Nitekim Ulu Önder Mustafa Kemal Atatürk anılarında Ankara’da karşılanışını şöyle anlatmaktadır: “Ankara’ya ilk kabul olunduğum gün (27 Aralık 1919), sadece bir vatandaş, ulusun bir bireyi idim. Hiçbir sıfatım, selahiyetim ve ünvanım yoktu. Böyle olmakla beraber Ankara ve havalisi tamamıyla çocuklarıyla, kadınlarıyla, ihtiyarlarıyla beraber Ankara şehrinden Dikmen Tepesine kadar bütün sahrayı doldurmuş ve beni karşılamıştır. İstasyondan Hükümet dairesine kadar uzayan caddenin iki tarafı eski Türk kıyafetine girmiş, bıçakları ve tabancaları ellerinde Ankara gençleriyle (Seymenleriyle) dolmuştu. Seymenler ve onlarla beraber bütün halk: “Vatanı ve milleti düşmandan kurtarmak için hepimiz ölmeye hazırız, emrinizi bekliyoruz” diye bağırıyorlardı… O zaman Ankara İstasyonu işgalci subay ve askerlerin işgali altında bulunuyordu. O güne kadar Ankaralılar’ı ölü ve Ankara’yı bir harabe zanneden bu yabancılar (ecnebiler), bu yüce tezahür karşısında kaygılarını belirtmekten kendilerini alamamışlardır.”

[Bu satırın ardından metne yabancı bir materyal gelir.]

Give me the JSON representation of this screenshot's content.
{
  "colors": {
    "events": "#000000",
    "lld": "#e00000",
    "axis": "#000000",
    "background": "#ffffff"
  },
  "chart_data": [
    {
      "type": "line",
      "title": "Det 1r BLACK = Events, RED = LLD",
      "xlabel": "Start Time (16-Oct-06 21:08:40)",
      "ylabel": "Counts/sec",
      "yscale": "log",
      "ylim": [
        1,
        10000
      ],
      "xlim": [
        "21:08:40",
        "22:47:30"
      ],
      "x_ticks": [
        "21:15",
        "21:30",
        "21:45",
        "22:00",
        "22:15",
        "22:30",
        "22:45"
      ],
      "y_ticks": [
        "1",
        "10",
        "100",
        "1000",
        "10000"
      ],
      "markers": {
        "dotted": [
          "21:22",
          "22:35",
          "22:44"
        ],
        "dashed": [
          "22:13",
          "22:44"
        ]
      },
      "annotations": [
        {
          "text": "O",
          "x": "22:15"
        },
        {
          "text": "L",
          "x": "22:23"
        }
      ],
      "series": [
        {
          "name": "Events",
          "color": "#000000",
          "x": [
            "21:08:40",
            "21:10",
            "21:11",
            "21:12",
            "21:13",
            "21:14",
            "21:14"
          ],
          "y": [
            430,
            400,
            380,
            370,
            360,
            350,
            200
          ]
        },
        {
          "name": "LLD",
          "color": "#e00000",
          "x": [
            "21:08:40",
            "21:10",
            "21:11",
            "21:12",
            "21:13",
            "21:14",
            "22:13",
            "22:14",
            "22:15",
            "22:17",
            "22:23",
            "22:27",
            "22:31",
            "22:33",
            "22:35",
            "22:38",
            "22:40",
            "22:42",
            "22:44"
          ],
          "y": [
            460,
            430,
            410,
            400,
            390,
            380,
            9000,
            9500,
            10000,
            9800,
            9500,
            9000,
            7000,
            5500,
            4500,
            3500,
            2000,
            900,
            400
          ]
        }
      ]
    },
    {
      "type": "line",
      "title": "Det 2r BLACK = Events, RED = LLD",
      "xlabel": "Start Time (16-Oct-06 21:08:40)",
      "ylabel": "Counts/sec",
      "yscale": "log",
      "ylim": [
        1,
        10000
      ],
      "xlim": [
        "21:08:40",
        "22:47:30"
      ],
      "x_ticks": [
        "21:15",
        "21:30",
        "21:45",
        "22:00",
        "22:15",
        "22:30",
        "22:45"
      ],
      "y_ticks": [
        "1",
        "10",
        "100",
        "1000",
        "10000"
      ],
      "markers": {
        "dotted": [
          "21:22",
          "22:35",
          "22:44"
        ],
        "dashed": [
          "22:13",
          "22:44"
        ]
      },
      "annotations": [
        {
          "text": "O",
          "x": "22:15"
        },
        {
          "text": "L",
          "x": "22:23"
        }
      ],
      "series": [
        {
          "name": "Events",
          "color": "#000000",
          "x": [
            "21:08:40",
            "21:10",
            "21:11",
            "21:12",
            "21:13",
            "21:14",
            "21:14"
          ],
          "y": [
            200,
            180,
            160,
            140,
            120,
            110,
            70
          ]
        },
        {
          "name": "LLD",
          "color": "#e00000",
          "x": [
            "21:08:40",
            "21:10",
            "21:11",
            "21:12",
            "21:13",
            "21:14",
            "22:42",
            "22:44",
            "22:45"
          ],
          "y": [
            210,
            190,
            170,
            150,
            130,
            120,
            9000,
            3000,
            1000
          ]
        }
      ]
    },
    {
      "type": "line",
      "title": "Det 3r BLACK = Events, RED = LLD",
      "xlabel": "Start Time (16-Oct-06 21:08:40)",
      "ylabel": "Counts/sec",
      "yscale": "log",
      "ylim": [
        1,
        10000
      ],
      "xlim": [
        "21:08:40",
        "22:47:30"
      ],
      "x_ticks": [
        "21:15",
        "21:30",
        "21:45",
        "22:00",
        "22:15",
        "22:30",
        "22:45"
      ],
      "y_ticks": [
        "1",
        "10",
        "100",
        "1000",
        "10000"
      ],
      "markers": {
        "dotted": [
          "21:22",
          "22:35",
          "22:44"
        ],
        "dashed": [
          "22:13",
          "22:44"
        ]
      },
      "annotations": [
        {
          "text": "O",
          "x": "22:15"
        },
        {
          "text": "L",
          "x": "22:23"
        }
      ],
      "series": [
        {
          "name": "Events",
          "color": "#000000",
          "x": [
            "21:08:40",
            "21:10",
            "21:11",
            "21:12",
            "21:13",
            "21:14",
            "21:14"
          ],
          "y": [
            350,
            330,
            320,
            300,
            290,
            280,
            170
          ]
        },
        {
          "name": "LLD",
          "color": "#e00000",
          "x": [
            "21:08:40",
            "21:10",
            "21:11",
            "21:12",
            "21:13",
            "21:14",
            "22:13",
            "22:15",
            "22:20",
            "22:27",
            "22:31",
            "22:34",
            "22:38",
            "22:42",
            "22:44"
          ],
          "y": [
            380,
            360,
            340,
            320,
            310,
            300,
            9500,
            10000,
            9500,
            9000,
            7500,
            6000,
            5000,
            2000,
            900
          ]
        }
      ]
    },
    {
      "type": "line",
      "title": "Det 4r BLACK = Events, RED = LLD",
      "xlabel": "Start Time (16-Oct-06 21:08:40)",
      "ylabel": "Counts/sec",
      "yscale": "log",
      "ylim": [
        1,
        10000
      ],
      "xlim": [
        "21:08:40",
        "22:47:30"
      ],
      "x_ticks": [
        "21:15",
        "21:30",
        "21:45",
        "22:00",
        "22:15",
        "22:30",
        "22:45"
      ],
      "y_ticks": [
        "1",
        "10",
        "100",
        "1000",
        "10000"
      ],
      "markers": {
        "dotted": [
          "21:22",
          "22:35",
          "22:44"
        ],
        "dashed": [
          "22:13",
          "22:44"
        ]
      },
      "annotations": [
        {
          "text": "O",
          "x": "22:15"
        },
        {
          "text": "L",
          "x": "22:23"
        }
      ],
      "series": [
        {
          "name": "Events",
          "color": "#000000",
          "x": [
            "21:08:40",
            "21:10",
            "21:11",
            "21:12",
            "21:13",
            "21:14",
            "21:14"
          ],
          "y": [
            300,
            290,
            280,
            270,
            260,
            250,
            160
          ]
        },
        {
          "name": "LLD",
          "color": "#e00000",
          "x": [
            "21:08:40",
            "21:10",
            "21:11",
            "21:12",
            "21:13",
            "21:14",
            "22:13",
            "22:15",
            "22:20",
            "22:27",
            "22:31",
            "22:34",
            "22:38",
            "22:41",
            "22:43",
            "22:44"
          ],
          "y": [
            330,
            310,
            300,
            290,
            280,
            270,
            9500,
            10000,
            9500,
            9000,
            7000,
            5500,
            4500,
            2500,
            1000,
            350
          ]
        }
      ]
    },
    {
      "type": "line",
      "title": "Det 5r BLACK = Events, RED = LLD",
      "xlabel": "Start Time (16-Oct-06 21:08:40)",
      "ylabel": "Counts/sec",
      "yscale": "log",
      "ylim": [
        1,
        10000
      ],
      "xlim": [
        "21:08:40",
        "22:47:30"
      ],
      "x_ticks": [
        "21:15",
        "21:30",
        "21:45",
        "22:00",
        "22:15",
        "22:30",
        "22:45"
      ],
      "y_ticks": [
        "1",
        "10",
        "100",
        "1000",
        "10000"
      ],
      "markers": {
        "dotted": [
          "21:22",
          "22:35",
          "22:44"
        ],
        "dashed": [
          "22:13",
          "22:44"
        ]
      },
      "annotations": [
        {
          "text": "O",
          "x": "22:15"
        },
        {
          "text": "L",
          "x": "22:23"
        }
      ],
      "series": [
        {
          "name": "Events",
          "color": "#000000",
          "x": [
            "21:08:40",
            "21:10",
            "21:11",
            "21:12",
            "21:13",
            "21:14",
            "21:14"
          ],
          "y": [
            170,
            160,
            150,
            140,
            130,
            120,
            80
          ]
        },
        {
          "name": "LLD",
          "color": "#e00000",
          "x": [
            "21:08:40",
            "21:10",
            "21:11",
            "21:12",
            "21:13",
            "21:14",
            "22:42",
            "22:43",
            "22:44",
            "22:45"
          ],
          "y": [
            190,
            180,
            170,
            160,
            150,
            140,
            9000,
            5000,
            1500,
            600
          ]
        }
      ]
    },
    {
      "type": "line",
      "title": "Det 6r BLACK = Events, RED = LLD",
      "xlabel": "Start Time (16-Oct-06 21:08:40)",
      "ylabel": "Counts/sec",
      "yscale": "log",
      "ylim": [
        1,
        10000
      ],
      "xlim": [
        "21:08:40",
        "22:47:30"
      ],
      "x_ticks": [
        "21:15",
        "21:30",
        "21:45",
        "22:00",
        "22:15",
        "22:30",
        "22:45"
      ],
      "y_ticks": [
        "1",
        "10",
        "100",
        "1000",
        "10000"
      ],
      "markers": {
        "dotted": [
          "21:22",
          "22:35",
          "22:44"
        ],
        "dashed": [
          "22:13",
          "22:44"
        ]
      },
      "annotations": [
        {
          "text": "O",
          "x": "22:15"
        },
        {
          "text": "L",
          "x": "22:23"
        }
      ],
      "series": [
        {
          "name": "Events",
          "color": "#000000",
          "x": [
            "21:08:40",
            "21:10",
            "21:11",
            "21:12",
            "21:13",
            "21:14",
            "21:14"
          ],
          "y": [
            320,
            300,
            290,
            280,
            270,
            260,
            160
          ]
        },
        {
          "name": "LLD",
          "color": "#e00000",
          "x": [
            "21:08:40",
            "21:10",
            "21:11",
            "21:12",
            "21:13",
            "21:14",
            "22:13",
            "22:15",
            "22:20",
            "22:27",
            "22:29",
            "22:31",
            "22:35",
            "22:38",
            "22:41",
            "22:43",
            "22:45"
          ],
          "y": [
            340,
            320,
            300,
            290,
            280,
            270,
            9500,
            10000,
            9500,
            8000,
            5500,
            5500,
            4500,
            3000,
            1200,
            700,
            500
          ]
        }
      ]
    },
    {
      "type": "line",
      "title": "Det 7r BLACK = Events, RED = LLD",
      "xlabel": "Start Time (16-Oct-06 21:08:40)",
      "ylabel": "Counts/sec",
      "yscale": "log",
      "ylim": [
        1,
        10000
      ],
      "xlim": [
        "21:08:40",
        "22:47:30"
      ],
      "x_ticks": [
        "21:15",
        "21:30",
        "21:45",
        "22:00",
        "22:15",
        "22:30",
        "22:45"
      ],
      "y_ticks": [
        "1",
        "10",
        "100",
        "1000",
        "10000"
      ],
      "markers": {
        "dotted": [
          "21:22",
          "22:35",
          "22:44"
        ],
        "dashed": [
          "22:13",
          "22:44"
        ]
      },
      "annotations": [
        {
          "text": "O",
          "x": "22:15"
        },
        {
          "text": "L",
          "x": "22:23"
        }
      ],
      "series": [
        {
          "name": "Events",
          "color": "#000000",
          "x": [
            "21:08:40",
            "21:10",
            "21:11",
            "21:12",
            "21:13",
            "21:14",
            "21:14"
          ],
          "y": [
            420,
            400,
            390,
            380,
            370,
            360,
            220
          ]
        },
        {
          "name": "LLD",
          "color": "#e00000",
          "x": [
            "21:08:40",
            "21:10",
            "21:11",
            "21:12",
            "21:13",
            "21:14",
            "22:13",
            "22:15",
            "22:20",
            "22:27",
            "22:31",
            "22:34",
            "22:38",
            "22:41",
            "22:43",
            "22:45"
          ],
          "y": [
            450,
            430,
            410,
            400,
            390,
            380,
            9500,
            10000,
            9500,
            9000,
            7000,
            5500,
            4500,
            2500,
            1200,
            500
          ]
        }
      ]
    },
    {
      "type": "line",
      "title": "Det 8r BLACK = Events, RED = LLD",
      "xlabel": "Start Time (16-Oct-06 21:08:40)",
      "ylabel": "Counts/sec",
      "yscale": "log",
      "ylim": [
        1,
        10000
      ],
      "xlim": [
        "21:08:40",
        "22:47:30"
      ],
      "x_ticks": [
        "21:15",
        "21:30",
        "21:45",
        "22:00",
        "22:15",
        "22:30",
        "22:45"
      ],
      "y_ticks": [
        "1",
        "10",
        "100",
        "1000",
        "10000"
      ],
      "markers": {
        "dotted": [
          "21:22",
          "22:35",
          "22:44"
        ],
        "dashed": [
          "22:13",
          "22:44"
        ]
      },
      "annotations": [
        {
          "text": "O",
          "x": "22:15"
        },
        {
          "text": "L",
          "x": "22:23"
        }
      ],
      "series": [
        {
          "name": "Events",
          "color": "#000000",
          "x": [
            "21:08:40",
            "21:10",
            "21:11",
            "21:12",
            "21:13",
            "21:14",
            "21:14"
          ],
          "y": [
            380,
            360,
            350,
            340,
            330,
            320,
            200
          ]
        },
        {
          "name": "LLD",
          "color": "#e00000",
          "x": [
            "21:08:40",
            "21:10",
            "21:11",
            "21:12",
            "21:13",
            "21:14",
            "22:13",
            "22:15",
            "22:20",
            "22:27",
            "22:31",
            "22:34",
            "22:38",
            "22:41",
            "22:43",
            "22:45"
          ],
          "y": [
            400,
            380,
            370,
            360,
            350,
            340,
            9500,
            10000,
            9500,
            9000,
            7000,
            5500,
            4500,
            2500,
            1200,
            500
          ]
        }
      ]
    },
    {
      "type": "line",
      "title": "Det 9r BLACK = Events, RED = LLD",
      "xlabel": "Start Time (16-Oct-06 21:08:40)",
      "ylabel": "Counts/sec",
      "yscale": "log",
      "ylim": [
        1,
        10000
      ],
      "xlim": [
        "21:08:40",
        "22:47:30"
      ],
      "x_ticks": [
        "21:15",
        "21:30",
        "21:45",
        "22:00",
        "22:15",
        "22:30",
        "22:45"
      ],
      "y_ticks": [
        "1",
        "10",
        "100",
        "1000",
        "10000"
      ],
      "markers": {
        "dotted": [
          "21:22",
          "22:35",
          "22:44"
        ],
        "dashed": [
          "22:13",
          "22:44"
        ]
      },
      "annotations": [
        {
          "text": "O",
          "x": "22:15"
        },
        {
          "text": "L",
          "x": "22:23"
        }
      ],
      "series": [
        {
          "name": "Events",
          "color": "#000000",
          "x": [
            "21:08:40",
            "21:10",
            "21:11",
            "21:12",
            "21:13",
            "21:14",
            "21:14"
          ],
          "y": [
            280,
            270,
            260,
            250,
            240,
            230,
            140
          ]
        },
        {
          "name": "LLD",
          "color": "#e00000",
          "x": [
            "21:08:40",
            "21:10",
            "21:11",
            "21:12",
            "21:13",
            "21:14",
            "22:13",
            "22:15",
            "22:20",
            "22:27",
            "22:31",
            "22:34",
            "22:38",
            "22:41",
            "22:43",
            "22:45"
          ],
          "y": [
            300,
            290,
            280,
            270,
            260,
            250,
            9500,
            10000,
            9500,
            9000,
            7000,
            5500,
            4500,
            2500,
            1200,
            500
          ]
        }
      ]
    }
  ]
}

Erzurum ve Sivas Kongrelerinden sonra, Türk Milletinin ümit kaynağı haline gelmiş olan Mustafa Kemal Paşa’nın, Heyeti Temsiliye Merkezini Ankara’ya taşıması, Türk tarihinin seyrini ve Ulusun kaderini değiştiren önemli bir olaydır. Peki Mustafa Kemal Paşa neden Ankara’yı seçmiştir? Bu seçim, olayların sürüklediği bir tesadüf midir yoksa Mustafa Kemal Paşa’nın çok önceden tasarladığı bir projenin yaşanan gelişmeler karşısında hayata geçirilmesi midir?… Sorunun yanıtını kendi anlattıklarından dinleyelim:
“Nihayet Ankara’da durdum ve memleket işlerini, milletin arzusu veçhile sevk ve idare etmek için başka yere gitmeye lüzum hissetmedim. Türkiye’nin ve Türk milletinin menfaatlerinin en emin müdafaası da ancak Ankara’dan olabileceği, hadiselerle sabit olmuştur. Bunun en kuvvetli etkenleri (amilleri) arasında Ankara’nın coğrafi yeri de vardır… Ankara’nın doğal ve coğrafi konumuna (mevk-i tabii ve coğrafisine) kıyket ilave eden bir başka yön (cihet) daha vardır. En acı ve felaketli günlerde millet her taraftan zehirlenirken (tesmim olunurken) Ankaralılar, memleket ve milletin gerçek kurtuluşuna yönelik girişimler (halas-ı hakikisine müteveccih teşebbüsler) hakkındaki iman ve güvenlerini (itimatlarını) bir an dahi sarsmamışlardır… Ben Ankara’yı coğrafya kitabından ziyade tarihten öğrendim ve cumhuriyet merkezi olarak öğrendim. Hakikaten, Selçuki idaresinin bölünmesi (inkisamı) üzerine Anadolu’da teşekkül eden küçük hükümetlerin isimlerini okurken bir “Ankara Cumhuriyeti”ni görmüştüm. Tarih sahifelerinin bana bir cumhuriyet merkezi olarak tanıttığı Ankara’ya ilk defa geldiğim o gün de gördüm ki aradan geçen asırlara rağmen Ankara’da hala o cumhuriyet kabiliyeti devam ediyor. Türkiye’nin hemen bütün bölgelerini (menatıkını) gezdiğim ve gördüğüm için hükmettim ki, o zaman isimleri cumhuriyet olmayan diğer yerlerin bugünkü halkı da aynı kabiliyetten asla uzak değildir… Beni, Türkiye’nin en münasip merkez Ankara olabileceğini düşünmeye sevkeden ilk vesile çok eskidir ve bilimseldir (fennidir).”